O secretário, porém, alega que todas as vagas já foram repostas até o fim do ano passado. Ele atribui ausências em algumas funções à saída frequente de servidores. Ainda assim, o secretário Cármino reconhece o déficit em algumas categorias do setor, como urgência e emergência e enfermagem, e afirma que o índice geral gira em torno de 10% em todo o sistema.
Já sobre a municipalização do Hospital Ouro Verde, outra reclamação de Paulo Mariante, o responsável pela Saúde Municipal justifica que a medida não é possível de ser adotada devido a impedimentos legais.
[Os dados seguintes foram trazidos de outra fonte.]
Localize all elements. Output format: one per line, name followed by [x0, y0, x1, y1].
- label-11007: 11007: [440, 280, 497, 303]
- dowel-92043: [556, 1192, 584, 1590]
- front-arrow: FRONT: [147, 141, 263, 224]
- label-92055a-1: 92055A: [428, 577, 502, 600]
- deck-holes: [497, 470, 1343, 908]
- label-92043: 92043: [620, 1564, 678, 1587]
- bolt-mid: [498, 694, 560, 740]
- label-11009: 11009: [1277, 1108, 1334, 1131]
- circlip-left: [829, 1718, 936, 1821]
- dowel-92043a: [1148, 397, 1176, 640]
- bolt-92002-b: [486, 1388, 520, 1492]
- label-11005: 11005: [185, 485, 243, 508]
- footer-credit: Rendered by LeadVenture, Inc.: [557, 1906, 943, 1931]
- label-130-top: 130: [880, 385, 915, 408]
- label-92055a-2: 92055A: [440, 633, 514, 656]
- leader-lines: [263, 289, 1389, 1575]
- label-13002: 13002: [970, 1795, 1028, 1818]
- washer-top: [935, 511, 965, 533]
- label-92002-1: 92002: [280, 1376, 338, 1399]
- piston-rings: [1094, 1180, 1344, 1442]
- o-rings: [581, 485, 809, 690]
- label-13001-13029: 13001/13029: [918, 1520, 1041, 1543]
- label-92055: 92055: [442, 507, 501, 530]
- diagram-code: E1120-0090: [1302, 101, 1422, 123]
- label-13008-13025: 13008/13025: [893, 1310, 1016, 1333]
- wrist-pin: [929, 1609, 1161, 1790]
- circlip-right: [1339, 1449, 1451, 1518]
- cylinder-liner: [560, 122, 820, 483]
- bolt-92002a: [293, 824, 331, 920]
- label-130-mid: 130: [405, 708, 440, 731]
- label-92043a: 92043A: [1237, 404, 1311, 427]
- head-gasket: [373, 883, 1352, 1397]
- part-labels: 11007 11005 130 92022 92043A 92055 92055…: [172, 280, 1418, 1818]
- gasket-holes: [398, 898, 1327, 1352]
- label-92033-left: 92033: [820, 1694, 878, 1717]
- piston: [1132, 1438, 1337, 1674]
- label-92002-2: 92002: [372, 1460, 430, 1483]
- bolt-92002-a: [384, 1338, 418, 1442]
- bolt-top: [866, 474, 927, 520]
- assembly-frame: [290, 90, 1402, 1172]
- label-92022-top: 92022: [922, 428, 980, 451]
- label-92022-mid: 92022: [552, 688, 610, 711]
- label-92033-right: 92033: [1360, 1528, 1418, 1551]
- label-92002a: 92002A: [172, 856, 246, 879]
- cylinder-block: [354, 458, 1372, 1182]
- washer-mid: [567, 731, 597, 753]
De acordo com o secretário, a Lei de Responsabilidade Fiscal impede, por exemplo, que a folha de pagamento ultrapasse 60% cento da receita. Em Campinas, o índice está em 54%. Atualmente, a administração do Ouro Verde acontece em sistema de cogestão juntamente com a Associação Paulista para o Desenvolvimento da Medicina, ao contrário do que preconiza desde 2010 o Conselho de Saúde da cidade.